Greenpeace has pushed McDonalds to stop selling chickens that are fed by soya grown in the Amazon. McDonalds was contributing to the deforstation of the Amazon Rainforest. Treehugger did a post on it back in April, read it for a bit of background info on the issue. Greenpeace did a report called Eating Up The Rainforest, (click the title for a pdf of the report…which is very image heavy…btw.) which is really interesting. The report focuses on Cargill and McDonalds.
Three US-based agricultural commodities giants – Archer Daniels Midland (ADM), Bunge and Cargill – are responsible for about 60% of the total financing of soya production in Brazil. Together, these three companies also control more than three-quarters of the soya crushing capacity in Europe that supplies soya meal and oil to the animal feed market.

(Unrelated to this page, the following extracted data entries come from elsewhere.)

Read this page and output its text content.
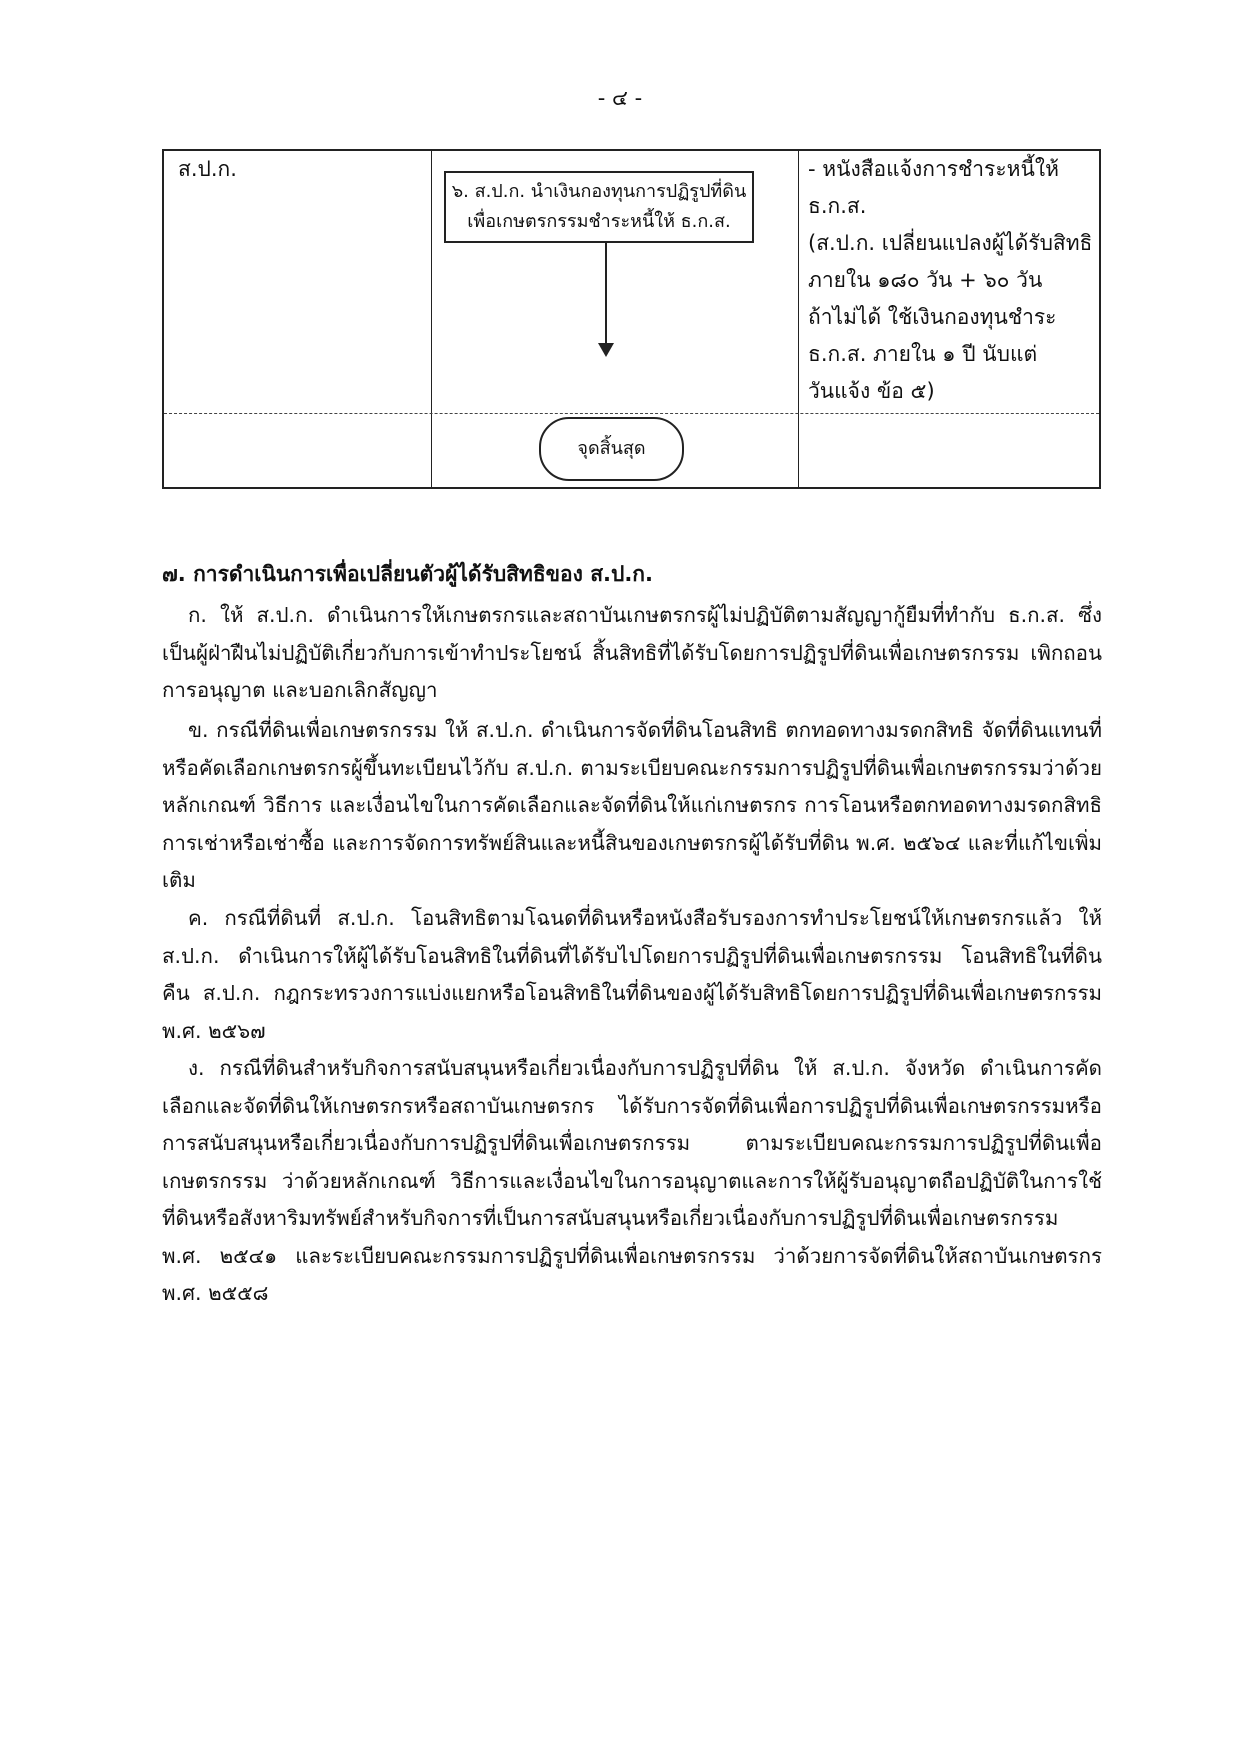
- ๔ -
ส.ป.ก.
๖. ส.ป.ก. นำเงินกองทุนการปฏิรูปที่ดิน
เพื่อเกษตรกรรมชำระหนี้ให้ ธ.ก.ส.
- หนังสือแจ้งการชำระหนี้ให้
ธ.ก.ส.
(ส.ป.ก. เปลี่ยนแปลงผู้ได้รับสิทธิ
ภายใน ๑๘๐ วัน + ๖๐ วัน
ถ้าไม่ได้ ใช้เงินกองทุนชำระ
ธ.ก.ส. ภายใน ๑ ปี นับแต่
วันแจ้ง ข้อ ๕)
จุดสิ้นสุด
๗. การดำเนินการเพื่อเปลี่ยนตัวผู้ได้รับสิทธิของ ส.ป.ก.

ก. ให้ ส.ป.ก. ดำเนินการให้เกษตรกรและสถาบันเกษตรกรผู้ไม่ปฏิบัติตามสัญญากู้ยืมที่ทำกับ ธ.ก.ส. ซึ่งเป็นผู้ฝ่าฝืนไม่ปฏิบัติเกี่ยวกับการเข้าทำประโยชน์ สิ้นสิทธิที่ได้รับโดยการปฏิรูปที่ดินเพื่อเกษตรกรรม เพิกถอนการอนุญาต และบอกเลิกสัญญา

ข. กรณีที่ดินเพื่อเกษตรกรรม ให้ ส.ป.ก. ดำเนินการจัดที่ดินโอนสิทธิ ตกทอดทางมรดกสิทธิ จัดที่ดินแทนที่หรือคัดเลือกเกษตรกรผู้ขึ้นทะเบียนไว้กับ ส.ป.ก. ตามระเบียบคณะกรรมการปฏิรูปที่ดินเพื่อเกษตรกรรมว่าด้วยหลักเกณฑ์ วิธีการ และเงื่อนไขในการคัดเลือกและจัดที่ดินให้แก่เกษตรกร การโอนหรือตกทอดทางมรดกสิทธิการเช่าหรือเช่าซื้อ และการจัดการทรัพย์สินและหนี้สินของเกษตรกรผู้ได้รับที่ดิน พ.ศ. ๒๕๖๔ และที่แก้ไขเพิ่มเติม

ค. กรณีที่ดินที่ ส.ป.ก. โอนสิทธิตามโฉนดที่ดินหรือหนังสือรับรองการทำประโยชน์ให้เกษตรกรแล้ว ให้ ส.ป.ก. ดำเนินการให้ผู้ได้รับโอนสิทธิในที่ดินที่ได้รับไปโดยการปฏิรูปที่ดินเพื่อเกษตรกรรม โอนสิทธิในที่ดินคืน ส.ป.ก. กฎกระทรวงการแบ่งแยกหรือโอนสิทธิในที่ดินของผู้ได้รับสิทธิโดยการปฏิรูปที่ดินเพื่อเกษตรกรรม พ.ศ. ๒๕๖๗

ง. กรณีที่ดินสำหรับกิจการสนับสนุนหรือเกี่ยวเนื่องกับการปฏิรูปที่ดิน ให้ ส.ป.ก. จังหวัด ดำเนินการคัดเลือกและจัดที่ดินให้เกษตรกรหรือสถาบันเกษตรกร ได้รับการจัดที่ดินเพื่อการปฏิรูปที่ดินเพื่อเกษตรกรรมหรือการสนับสนุนหรือเกี่ยวเนื่องกับการปฏิรูปที่ดินเพื่อเกษตรกรรม ตามระเบียบคณะกรรมการปฏิรูปที่ดินเพื่อเกษตรกรรม ว่าด้วยหลักเกณฑ์ วิธีการและเงื่อนไขในการอนุญาตและการให้ผู้รับอนุญาตถือปฏิบัติในการใช้ที่ดินหรือสังหาริมทรัพย์สำหรับกิจการที่เป็นการสนับสนุนหรือเกี่ยวเนื่องกับการปฏิรูปที่ดินเพื่อเกษตรกรรม พ.ศ. ๒๕๔๑ และระเบียบคณะกรรมการปฏิรูปที่ดินเพื่อเกษตรกรรม ว่าด้วยการจัดที่ดินให้สถาบันเกษตรกร พ.ศ. ๒๕๕๘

Spiralling demand for soya animal feed from European agribusiness is driving the expansion of the agricultural frontier into the Amazon rainforest. Europe buys half the soya exported from the Amazon state of Mato Grosso, where 90% of rainforest soya is grown. Meat reared on rainforest soya finds its way onto supermarket shelves and fast food counters across Europe.
Well, Greenpeace had a McVictory, and McDonalds will no longer be participating in the amazon soy/deforstation activies!